9. Doende hetgeen de rechtbank zou behoren te doen, zal de Afdeling de tegen het besluit van 26 oktober 2015 gerichte beroepsgrond waaraan de rechtbank niet is toegekomen, beoordelen.
10. [appellant] heeft in beroep aangevoerd dat het college ten onrechte geen aanleiding heeft gezien om de uitvoeringstermijn voor hem te verlengen. Daartoe heeft [appellant] gesteld dat de bedrijfsverplaatsing vertraging heeft opgelopen door tegenwerking van zowel het college zelf als de raad. Het is daarom niet aanvaardbaar de uiterste datum van afronding niet op te schuiven, aldus [appellant].
10.1. Tussen partijen is niet in geschil dat het college op zichzelf de bevoegdheid heeft om de uitvoeringstermijn te verlengen omdat deze is neergelegd in een beleidsregel, de Beleidsregeling. Op grond van artikel 4:84 van de Algemene wet bestuursrecht (hierna: Awb) dient het college te handelen overeenkomstig de beleidsregel, ook ten aanzien van de daarin vermelde uitvoeringstermijn, tenzij zich bijzondere omstandigheden voordoen die onevenredige gevolgen zouden hebben in verhouding tot de met de beleidsregel te dienen doelen. In dat geval kan van de Beleidsregeling worden afgeweken.
10.2. Het college van burgemeester en wethouders van Reusel-De Mierden (hierna: burgemeester en wethouders) heeft, ten behoeve van de door [appellant] gewenste bedrijfsverplaatsing, het college verzocht om een ontheffing van het in de Verordening ruimte Noord-Brabant 2011 vervatte verbod op nieuwvestiging van een intensieve veehouderij in een landbouwontwikkelingsgebied voor de locatie De Hoef. Het college heeft die aanvraag afgewezen bij besluit van 4 juli 2011, gehandhaafd bij dat van 13 maart 2012. De Afdeling heeft in haar uitspraak van 3 juli 2013 (ECLI:NL:RVS:2013:125) de door [appellant] en burgemeester en wethouders daartegen ingestelde beroepen gegrond verklaard, het besluit van 13 maart 2012 vernietigd en het college opgedragen een nieuw besluit te nemen. Bij besluit van 27 augustus 2013 heeft het college, gevolg gevende aan de uitspraak, alsnog de gevraagde ontheffing verleend.
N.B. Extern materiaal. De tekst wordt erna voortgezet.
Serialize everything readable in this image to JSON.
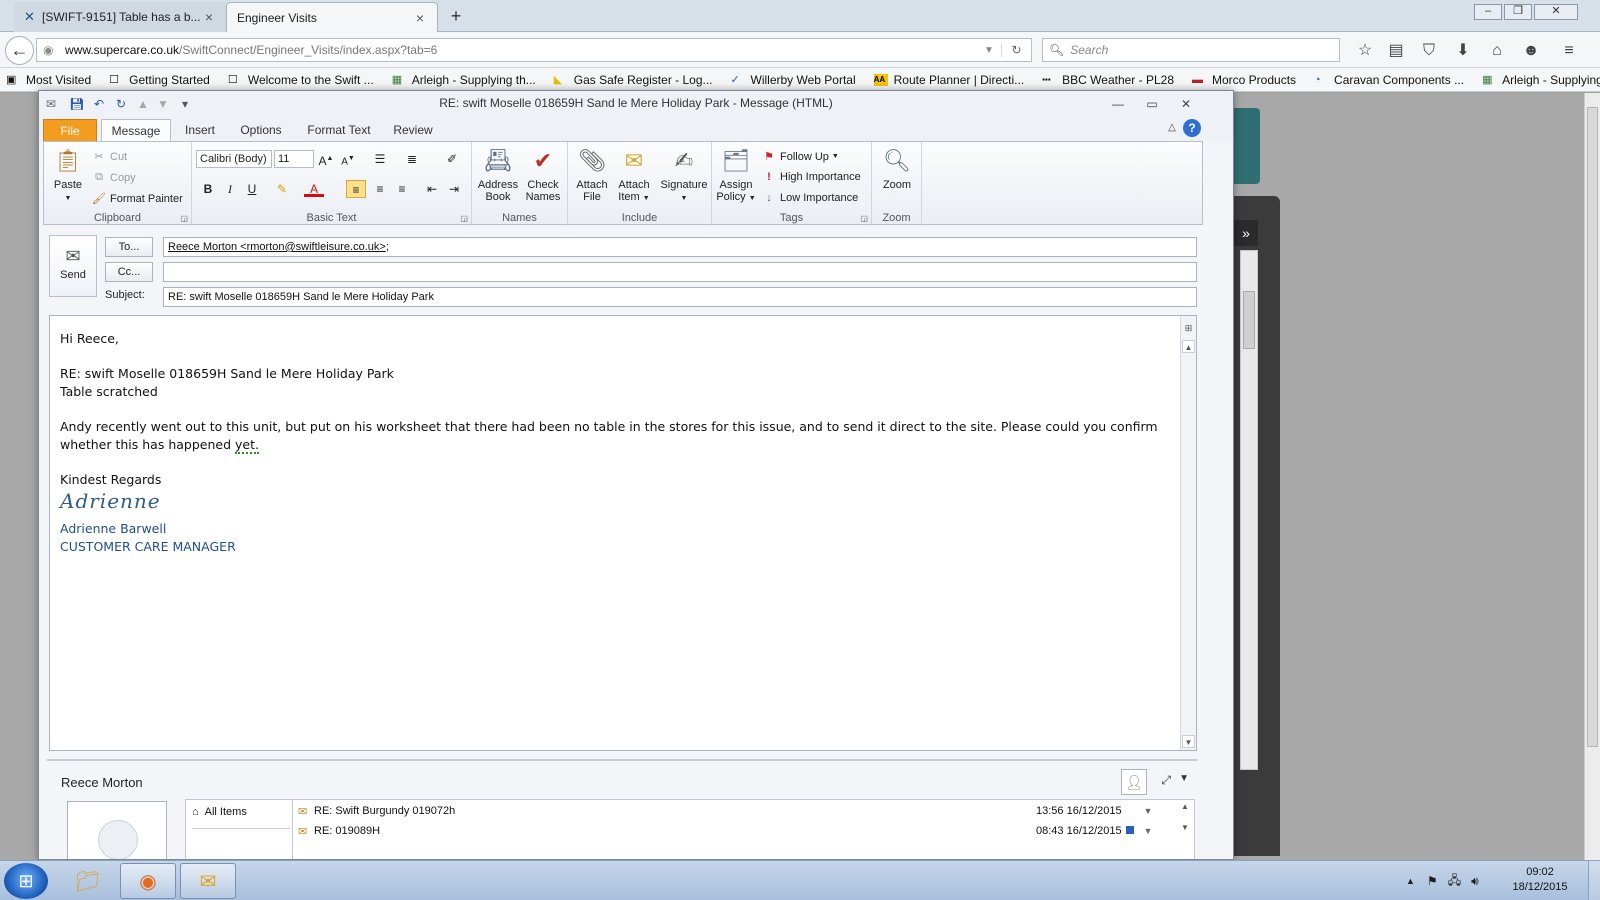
{
  "browser": {
    "tabs": [
      {
        "label": "[SWIFT-9151] Table has a b...",
        "active": false
      },
      {
        "label": "Engineer Visits",
        "active": true
      }
    ],
    "url_domain": "www.supercare.co.uk",
    "url_path": "/SwiftConnect/Engineer_Visits/index.aspx?tab=6",
    "search_placeholder": "Search",
    "bookmarks": [
      "Most Visited",
      "Getting Started",
      "Welcome to the Swift ...",
      "Arleigh - Supplying th...",
      "Gas Safe Register - Log...",
      "Willerby Web Portal",
      "Route Planner | Directi...",
      "BBC Weather - PL28",
      "Morco Products",
      "Caravan Components ...",
      "Arleigh - Supplying th..."
    ]
  },
  "outlook": {
    "window_title": "RE: swift Moselle  018659H Sand le Mere Holiday Park  -  Message (HTML)",
    "ribbon_tabs": [
      "File",
      "Message",
      "Insert",
      "Options",
      "Format Text",
      "Review"
    ],
    "ribbon": {
      "clipboard": {
        "paste": "Paste",
        "cut": "Cut",
        "copy": "Copy",
        "format_painter": "Format Painter",
        "label": "Clipboard"
      },
      "basic_text": {
        "font": "Calibri (Body)",
        "size": "11",
        "bold": "B",
        "italic": "I",
        "underline": "U",
        "label": "Basic Text"
      },
      "names": {
        "address_book": "Address Book",
        "check_names": "Check Names",
        "label": "Names"
      },
      "include": {
        "attach_file": "Attach File",
        "attach_item": "Attach Item",
        "signature": "Signature",
        "label": "Include"
      },
      "tags": {
        "assign_policy": "Assign Policy",
        "follow_up": "Follow Up",
        "high_importance": "High Importance",
        "low_importance": "Low Importance",
        "label": "Tags"
      },
      "zoom": {
        "zoom": "Zoom",
        "label": "Zoom"
      }
    },
    "compose": {
      "send": "Send",
      "to_button": "To...",
      "cc_button": "Cc...",
      "subject_label": "Subject:",
      "to_value": "Reece Morton <rmorton@swiftleisure.co.uk>",
      "to_suffix": ";",
      "cc_value": "",
      "subject_value": "RE: swift Moselle  018659H Sand le Mere Holiday Park"
    },
    "body": {
      "greeting": "Hi Reece,",
      "ref_line": "RE: swift Moselle 018659H Sand le Mere Holiday Park",
      "issue_line": "Table scratched",
      "para_main": "Andy recently went out to this unit, but put on his worksheet that there had been no table in the stores for this issue, and to send it direct to the site.  Please could you confirm whether this has happened ",
      "para_spell": "yet.",
      "closing": "Kindest Regards",
      "signature_script": "Adrienne",
      "sig_name": "Adrienne Barwell",
      "sig_title": "CUSTOMER CARE MANAGER"
    },
    "people_pane": {
      "name": "Reece Morton",
      "all_items": "All Items",
      "messages": [
        {
          "subject": "RE: Swift Burgundy 019072h",
          "time": "13:56  16/12/2015"
        },
        {
          "subject": "RE: 019089H",
          "time": "08:43  16/12/2015"
        }
      ]
    }
  },
  "taskbar": {
    "time": "09:02",
    "date": "18/12/2015"
  },
  "colors": {
    "file_tab": "#f39c1f",
    "signature_blue": "#1f4e8c",
    "page_teal": "#2f6f71"
  }
}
Dit heeft ertoe geleid dat eerst vanaf dat moment met de procedure tot planologische inpassing van de inplaatsingslocatie De Hoef kon worden voortgegaan. 10.3. Bij besluit van 19 juni 2012 heeft het college de Beleidsregeling gewijzigd en de daarin vermelde einddatum 1 januari 2013 bepaald op 1 januari 2016. Het college heeft in het besluit vermeld dat die verlenging nodig is omdat de tot dan toe geldende termijn voor de deelnemers aan de Beleidsregeling niet haalbaar is.
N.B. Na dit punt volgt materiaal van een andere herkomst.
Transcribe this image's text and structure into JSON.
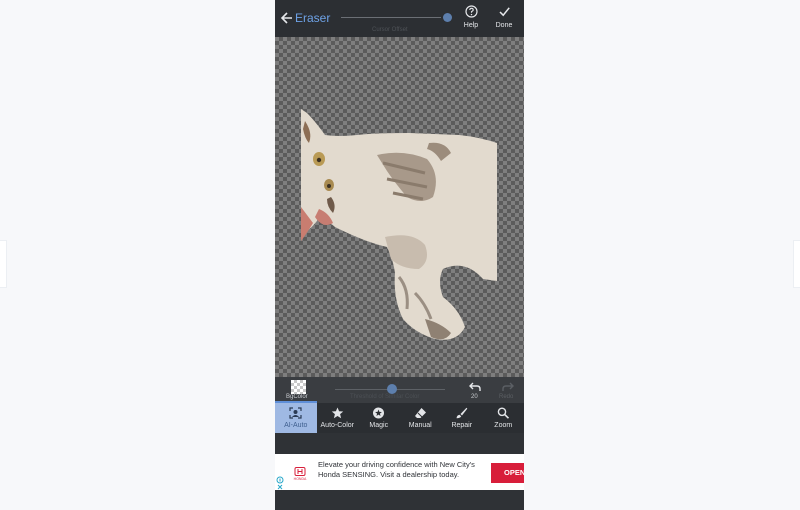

10.4. Uit het voorgaande volgt dat [appellant] door onrechtmatige besluitvorming van het college vertraging heeft opgelopen bij het doorlopen van de voor de bedrijfsverplaatsing vereiste procedures. Daarin had het college aanleiding moeten zien om met toepassing van artikel 4:84 van de Awb af te wijken van de Beleidsregeling en de uitvoeringstermijn voor [appellant] verder te verlengen. De omstandigheden dat het college de termijn eerder al heeft verlengd tot 1 januari 2016, en dat [appellant] al eerder voor verplaatsing naar een andere locatie had kunnen kiezen, doen daaraan niet af. De eerdere termijnverlenging geldt voor alle deelnemers aan de Beleidsregeling terwijl uit het besluit van 19 juni 2012 niet kan worden afgeleid dat ook de andere deelnemers vertraging hebben opgelopen door onrechtmatige besluitvorming van het college. Deze termijnverlenging kan dan ook niet dienen ter compensatie van de door [appellant] opgelopen vertraging. Verder gaat de stelling dat [appellant] al eerder had kunnen besluiten tot verplaatsing naar een andere locatie, voorbij aan de onrechtmatigheid van de besluitvorming die de vertraging heeft veroorzaakt. Van [appellant] kan niet worden gevergd zijn plannen te wijzigen omwille van door onrechtmatige besluitvorming opgelopen vertraging. Hier komt nog bij dat het beroep van [appellant] in de hiervoor onder 4 vermelde bestemmingsplanprocedure door de Afdeling gegrond is verklaard.
10.5. Het betoog slaagt.
Slotsom
11. Het hoger beroep is gegrond. De aangevallen uitspraak dient te worden vernietigd. Doende hetgeen de rechtbank zou behoren te doen, zal de Afdeling het beroep tegen het besluit van 26 oktober 2015 van het college alsnog gegrond verklaren en dat besluit vernietigen wegens strijd met artikel 4:84 van de Awb. De Afdeling zal het besluit van 18 maart 2015 herroepen en bepalen dat deze uitspraak in de plaats treedt van het te vernietigen besluit. Nu de subsidie reeds is vastgesteld hoeft het college geen nieuw besluit te nemen over de voor [appellant] geldende einddatum.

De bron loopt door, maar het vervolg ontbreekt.